Returning Republicans and Tea Partiers trumpet their Congressional ‘mandate’ from ‘the American people’.
Less than fifty per cent of eligible Americans voted.
The Republican majority in the House vows to cut the deficit and ‘get the country back on track’. Simultaneously, it insists on an extension of the Bush tax cuts to everyone – billionaires included.
Warren Buffett writes a public letter to Uncle Sam saying that he did the right thing with the bailout, saved the country from meltdown, the world from chaos. ‘Overall, your actions were remarkably effective.’ Where is the consensus among capitalists? Does ‘the American public’ no longer love a winner?
George W. Bush hawks his new memoirs around the country with bandy-legged insouciance. His popularity rating has gone up since he left office.
The US Supreme Court, in its Citizens United ruling, decides (five to four) that government may not ban political spending by corporations in candidate elections. So, in the country that prizes transparency and flays other countries for lack of it, big money can now inject big bucks to help political candidates along – without disclosure and with impunity. Virginia Thomas, wife of Supreme Court Justice Clarence Thomas, can accept donations from unnamed donors to her advocacy group, Liberty Central, and rally on Capitol Hill in a Lady Liberty crown to condemn the government’s ‘hard left’ agenda. Conflict of interest? Nope. Free speech. Imagine the reaction if Justice Michael Kirby’s partner had installed himself on the steps of Parliament House in Canberra wearing a kangaroo and emu coronet and calling for a change of government.

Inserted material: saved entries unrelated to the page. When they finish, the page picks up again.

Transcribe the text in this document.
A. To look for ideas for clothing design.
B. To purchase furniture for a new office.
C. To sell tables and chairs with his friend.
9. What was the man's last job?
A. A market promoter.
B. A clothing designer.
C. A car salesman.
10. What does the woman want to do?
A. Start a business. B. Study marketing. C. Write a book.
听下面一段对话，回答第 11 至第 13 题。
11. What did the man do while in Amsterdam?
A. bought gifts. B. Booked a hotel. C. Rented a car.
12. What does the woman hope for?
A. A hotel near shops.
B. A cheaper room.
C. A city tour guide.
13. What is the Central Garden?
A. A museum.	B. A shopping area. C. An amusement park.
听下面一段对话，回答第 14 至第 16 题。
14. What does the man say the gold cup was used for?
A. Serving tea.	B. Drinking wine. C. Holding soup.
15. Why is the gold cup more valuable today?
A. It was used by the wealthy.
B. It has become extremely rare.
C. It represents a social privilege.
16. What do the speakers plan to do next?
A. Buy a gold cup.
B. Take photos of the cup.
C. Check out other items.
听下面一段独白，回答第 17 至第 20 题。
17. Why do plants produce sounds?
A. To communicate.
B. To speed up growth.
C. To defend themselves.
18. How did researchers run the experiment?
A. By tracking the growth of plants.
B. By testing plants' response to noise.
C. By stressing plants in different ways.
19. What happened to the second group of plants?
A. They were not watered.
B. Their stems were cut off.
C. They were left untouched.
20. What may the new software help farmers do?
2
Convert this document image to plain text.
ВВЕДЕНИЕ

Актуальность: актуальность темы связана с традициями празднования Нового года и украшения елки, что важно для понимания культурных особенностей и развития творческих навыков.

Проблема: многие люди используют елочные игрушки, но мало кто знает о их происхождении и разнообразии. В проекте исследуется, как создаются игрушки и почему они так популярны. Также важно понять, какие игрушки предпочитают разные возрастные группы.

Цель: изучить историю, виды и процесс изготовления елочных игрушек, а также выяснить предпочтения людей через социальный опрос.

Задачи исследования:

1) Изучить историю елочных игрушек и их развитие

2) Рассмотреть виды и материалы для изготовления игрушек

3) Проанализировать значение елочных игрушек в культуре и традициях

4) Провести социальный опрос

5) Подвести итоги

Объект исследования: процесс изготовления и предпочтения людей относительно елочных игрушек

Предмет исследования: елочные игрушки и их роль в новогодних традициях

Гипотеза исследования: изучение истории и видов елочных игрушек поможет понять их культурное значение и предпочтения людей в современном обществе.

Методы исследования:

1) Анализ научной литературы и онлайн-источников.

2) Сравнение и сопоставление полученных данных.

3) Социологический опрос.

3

My regression into irony is just a way of deflecting anxiety. I have grown to love this country, and the prospect of failure for its great experiment in democracy is unbearable. So is the possibility that all the good will, wit, bravery, and decency of the people I’ve lived among might be squandered. The recent elections were a mixed indicator: there was resilience and some cussed sense in the voters’ rejection of extreme candidates. There is still a possibility that the Democrats might stop procrastinating and that some Republicans might concentrate more on governing than on removing a president. But there are no guarantees.
Cornel West, Princeton philosopher and social critic, remarked recently that Abraham Lincoln had a tragic sensibility, a desirable trait in a leader, but one that today’s politicians lack. About Obama, I disagree. Reading, watching, and listening to this young, ambitious man, this first black American president of a United States forged in blood on Lincoln’s watch, I’ve seen intimations, an emergent tragic awareness in his words, his demeanour.
But heaven help us all if he ever has to feel its full force.